In theaters Aug. 27 and on demand and
digital on Sept. 14
The lens turns inward as we witness one year of pandemic living in a London couple’s home that they share with their introverted young son, Artie (Samuel Logan). “He” is James McAvoy and “She” is Sharon Horgan, no first names, and they are forced to re-evaluate themselves and their relationship during the challenging reality of the COVID-19 lockdown.
Too soon? By using the fourth wall, “Together” shines a harsh light on a stormy couple stuck with each other during an unprecedented worldwide health crisis.
This scaled-down tete-a-tete reflects immediacy and the ever-changing contemporary experiences of the people, family and country just trying to make it safely out alive.
We’re informed, with periodic date stamps, of the escalating number of coronavirus cases and death toll as two adults tell us what they’re feeling, which is framed by what’s happening in the broader world.
The pair establish early on that they reluctantly remain together because of their son, Arthur, who is a shadowy presence in their middle-class living quarters. Through nit-picking, digs and frequent bickering, they make it very clear that they already can’t stand each other. While sheltering in place, they are stir-crazy, of course, which compounds their agitation, but occasionally, there is a breakthrough of compassion. Hmmm…
This fractured relationship, which they eagerly discuss without any filter, wears thin quickly because of the bitterness, incessant quarrelling, and lack of patience. It feels uncomfortable, as if we’re intruding in someone else’s deeply personal drama, like overhearing a phone conversation -- but we’re not invested in them.
Given the actuality of the situation, there is little relief from the claustrophobic conditions – physically, emotionally and mentally.
Most of their diatribes take place in their kitchen as they make dinner or do chores, just ordinary daily life. Director Stephen Daldry, three-time Oscar nominee for “Billy Elliot,” “The Hours” and “The Reader” who has been working on “The Crown,” and co-director Justin Martin, mostly known as a second unit director for “The Crown,” slyly move the cast around to not appear so stagnant – and theatrical.
Their sharp eyes for details – He breads eggplant (aubergine) for dinner, referencing an earlier encounter; Artie’s artwork fills the walls as the seasons change, and even the content of grocery bags on the counter – make the setting lived-in. Kudos to the subtle touches from production designer Karen Wakefield.
The story’s construction gets weary. We know they love their son, so it’s wincing to see him as a ‘second thought,’ while they brim with all this vitriol. The parenting duties seem like an after-thought.
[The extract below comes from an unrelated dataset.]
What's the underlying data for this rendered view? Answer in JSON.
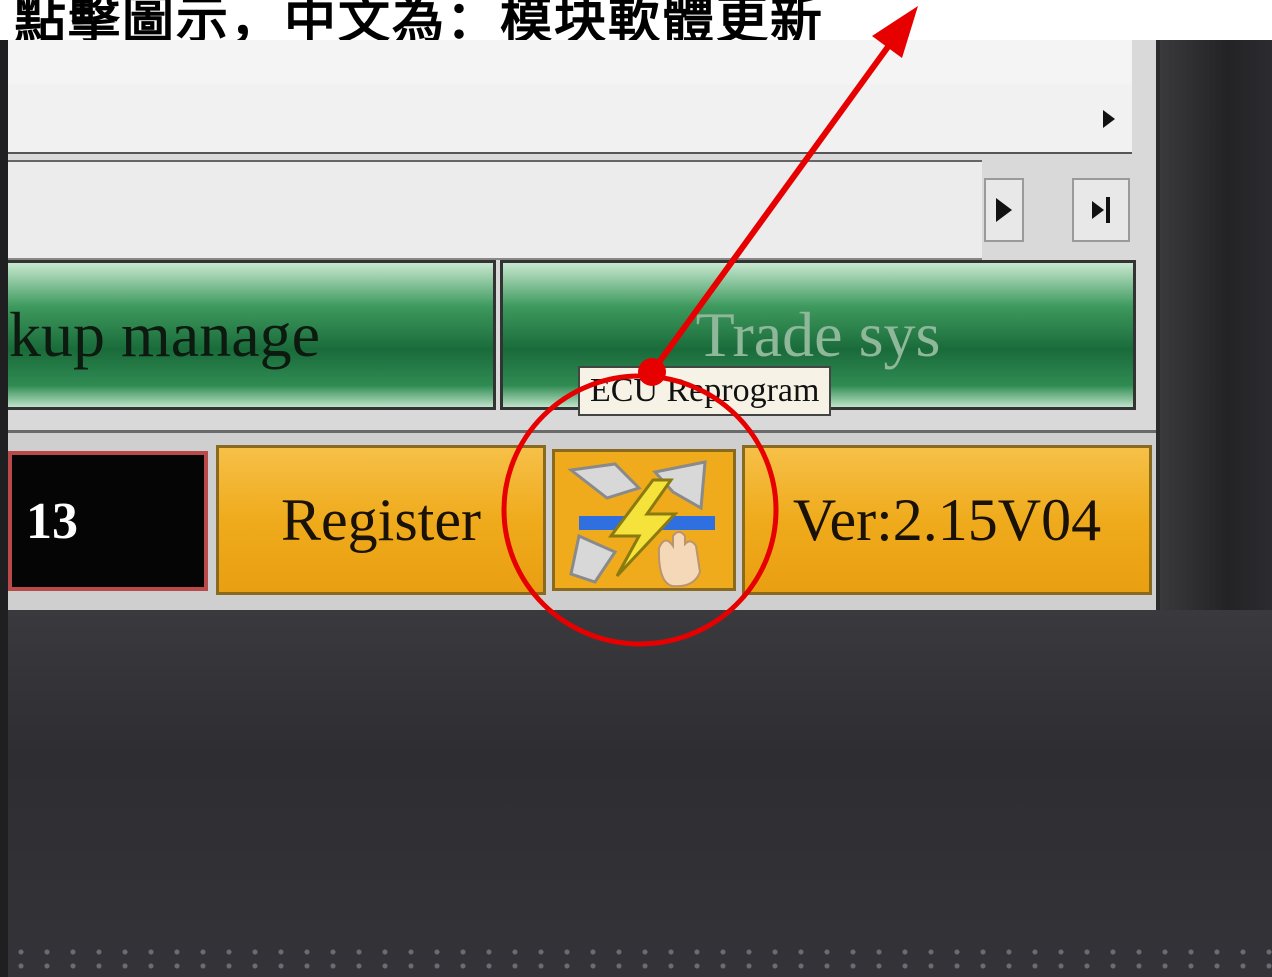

The sharp, likeable actors deliver their lines conversationally, with the rapid-fire needling, correcting and disagreements feeling improvised. Speaking in his native Scottish, the always interesting McAvoy talks fast and easily shifts between moods. He’s as at home with period dramas (“Atonement,” “The Conspirator”) as he is with popular entertainment (Charles Xavier in the “X-Men” prequels) and dark thrillers (“Split,” “It Chapter Two”).
Like McAvoy, quick witted Sharon Horgan, so engaging in “Catastrophe,” which she co-created, is nimble with the discourse.
She’s a liberal charity worker and he’s a conservative entrepreneur, an odd couple to be sure. Their oil-and-water situation adds doubt that they will be able to work it out.
But can they? Through some hairpin turns, they are forced to look within themselves and figure out what drew them together.
At times, they redeem their characters through truth. Can peace, love and understanding be sustainable? That is one intriguing aspect -- but is it too little, too late?
The film, shot over 10 days, starts the action beginning on March 24, 2020, as the UK lockdown begins, and ends a full year later. COVID-19 intrudes with She’s elderly mother, who lives in a care facility, and then is hospitalized. Experiencing a loved one’s decline is told through accounts of interacting with health care workers.
That helpless feeling about the lethal virus is familiar. We know how exhausting it has been. We can relate in the small moments to the anger, fear and confusion.
Perhaps reliving a public health emergency that is so fresh through an acerbic relationship, even if it is tinged with hope, is only a curiosity. After a year in isolation, cases still rage with no end in sight.
As artists and storytellers sort out our human experiences of the past 18 months, this work will not be a definitive statement. Nevertheless, the performers are engaging – but I wish their story would have been more illuminating.
Overall, this structure may have worked better as a play. Screenwriter Dennis Kelly, who won a Tony Award for his book of “Matilda the Musical,” has a background in theater.
While this peculiar movie is a tight 90-minutes, sometimes, we do not want to be a fly in the wall for that long, making “Together” not as satisfying as it could have been.